Backporting a fix is the concept of applying a fix from a newer version to an older version. In rare circumstances, Minimus may backport select fixes from upstream packages and libraries into Minimus images. Minimus is focused on maintaining 100% compatibility with upstream sources. However, there are circumstances where the security needs of our customers or the risk associated with a vulnerability in a specific package require more aggressive attention from the Minimus security and engineering teams. In these instances, while Minimus waits for an upstream fix, it may backport a patch to mitigate the risk for users until the fix is available upstream.

Package rebuilds following compiler updates

Minimus automatically rebuilds packages whenever there is a change to the code in the upstream.

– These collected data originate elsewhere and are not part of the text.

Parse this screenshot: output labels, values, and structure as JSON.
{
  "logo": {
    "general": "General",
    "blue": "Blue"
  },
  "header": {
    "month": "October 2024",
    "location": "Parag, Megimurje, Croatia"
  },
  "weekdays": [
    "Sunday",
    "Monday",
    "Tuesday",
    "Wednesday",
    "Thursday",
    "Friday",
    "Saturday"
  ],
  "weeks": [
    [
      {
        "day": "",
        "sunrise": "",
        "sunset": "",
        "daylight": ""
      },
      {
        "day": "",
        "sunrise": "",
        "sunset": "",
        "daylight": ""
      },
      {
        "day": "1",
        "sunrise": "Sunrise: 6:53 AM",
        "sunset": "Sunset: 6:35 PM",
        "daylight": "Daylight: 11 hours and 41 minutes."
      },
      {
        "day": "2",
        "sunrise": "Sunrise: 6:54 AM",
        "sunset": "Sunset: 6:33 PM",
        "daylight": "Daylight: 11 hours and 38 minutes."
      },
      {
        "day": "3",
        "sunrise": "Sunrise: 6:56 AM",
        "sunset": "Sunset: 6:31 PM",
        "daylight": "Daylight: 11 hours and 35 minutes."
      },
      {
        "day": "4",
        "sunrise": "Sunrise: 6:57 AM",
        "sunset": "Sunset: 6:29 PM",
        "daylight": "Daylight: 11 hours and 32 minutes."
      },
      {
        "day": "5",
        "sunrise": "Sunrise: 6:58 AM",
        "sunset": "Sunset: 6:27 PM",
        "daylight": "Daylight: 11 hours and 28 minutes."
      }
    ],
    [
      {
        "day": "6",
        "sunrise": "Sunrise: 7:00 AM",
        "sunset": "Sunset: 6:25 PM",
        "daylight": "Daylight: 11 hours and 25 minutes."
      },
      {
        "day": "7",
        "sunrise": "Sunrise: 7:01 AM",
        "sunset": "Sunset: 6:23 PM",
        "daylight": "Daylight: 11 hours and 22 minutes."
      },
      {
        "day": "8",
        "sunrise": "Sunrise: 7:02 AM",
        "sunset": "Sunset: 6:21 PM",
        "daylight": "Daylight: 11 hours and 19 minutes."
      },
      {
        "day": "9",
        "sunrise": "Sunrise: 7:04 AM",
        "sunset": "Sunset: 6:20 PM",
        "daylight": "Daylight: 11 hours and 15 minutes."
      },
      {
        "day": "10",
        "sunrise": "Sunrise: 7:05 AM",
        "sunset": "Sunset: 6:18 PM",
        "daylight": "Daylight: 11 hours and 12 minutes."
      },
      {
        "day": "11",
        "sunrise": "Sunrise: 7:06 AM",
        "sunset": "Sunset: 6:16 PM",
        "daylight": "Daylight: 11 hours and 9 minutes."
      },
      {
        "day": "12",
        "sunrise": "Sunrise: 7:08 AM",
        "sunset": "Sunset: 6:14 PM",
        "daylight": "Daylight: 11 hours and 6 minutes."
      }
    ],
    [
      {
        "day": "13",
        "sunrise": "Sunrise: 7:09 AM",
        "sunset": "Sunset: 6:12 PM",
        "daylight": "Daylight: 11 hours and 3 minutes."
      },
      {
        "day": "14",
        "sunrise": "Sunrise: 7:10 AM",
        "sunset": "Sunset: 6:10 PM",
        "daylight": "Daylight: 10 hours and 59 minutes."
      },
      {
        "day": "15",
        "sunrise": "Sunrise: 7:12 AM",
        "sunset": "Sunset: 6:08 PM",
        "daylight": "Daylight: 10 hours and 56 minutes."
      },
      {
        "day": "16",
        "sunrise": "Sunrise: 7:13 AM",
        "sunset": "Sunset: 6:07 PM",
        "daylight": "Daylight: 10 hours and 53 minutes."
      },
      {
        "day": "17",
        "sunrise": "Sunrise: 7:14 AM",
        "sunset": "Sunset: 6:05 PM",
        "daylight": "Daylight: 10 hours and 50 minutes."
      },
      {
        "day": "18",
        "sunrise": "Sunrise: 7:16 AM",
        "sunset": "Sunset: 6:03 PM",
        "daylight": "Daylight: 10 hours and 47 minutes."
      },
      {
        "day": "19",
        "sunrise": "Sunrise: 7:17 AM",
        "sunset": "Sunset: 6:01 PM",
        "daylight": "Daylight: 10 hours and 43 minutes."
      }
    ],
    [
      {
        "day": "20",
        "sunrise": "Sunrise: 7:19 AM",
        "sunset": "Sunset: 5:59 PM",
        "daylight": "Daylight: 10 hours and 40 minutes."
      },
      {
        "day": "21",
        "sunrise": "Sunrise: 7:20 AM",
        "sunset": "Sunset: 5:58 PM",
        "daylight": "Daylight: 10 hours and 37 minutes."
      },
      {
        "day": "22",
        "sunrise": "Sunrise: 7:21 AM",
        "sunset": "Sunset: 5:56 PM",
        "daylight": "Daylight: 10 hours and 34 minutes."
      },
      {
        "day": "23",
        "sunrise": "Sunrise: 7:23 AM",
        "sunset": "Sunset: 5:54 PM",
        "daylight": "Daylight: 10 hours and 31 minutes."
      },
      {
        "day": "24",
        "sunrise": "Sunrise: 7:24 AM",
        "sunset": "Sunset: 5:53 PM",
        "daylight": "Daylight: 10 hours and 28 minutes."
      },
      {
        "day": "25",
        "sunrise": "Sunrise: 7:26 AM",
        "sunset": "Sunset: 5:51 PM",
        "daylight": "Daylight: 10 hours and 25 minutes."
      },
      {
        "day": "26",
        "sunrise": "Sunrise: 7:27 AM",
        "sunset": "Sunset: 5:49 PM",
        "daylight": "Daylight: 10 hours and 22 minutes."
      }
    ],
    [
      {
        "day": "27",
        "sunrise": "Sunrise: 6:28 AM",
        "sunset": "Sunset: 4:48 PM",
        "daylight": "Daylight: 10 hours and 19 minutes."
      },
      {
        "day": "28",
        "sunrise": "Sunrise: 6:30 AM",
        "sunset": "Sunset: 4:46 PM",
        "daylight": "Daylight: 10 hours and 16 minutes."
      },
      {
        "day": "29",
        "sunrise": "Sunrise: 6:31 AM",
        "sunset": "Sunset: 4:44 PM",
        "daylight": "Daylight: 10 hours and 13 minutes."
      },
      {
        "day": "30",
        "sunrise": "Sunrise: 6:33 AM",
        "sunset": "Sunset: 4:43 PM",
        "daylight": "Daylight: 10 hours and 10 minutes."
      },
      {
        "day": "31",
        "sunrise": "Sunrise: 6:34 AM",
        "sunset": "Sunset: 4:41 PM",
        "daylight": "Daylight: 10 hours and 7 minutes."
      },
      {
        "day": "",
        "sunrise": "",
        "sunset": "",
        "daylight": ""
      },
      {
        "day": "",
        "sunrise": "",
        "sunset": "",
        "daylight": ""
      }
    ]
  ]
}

In contrast, compiler updates will only trigger a package rebuild if it will patch vulnerabilities. That is, a package will be rebuilt following a compiler update only if the new compiler version will impact the security posture of the package. For example, the mongo-tools package is compiled with Go. If Go releases a new version, the existing mongo-tools package will only be rebuilt if the Go compiler version delivers vulnerability fixes.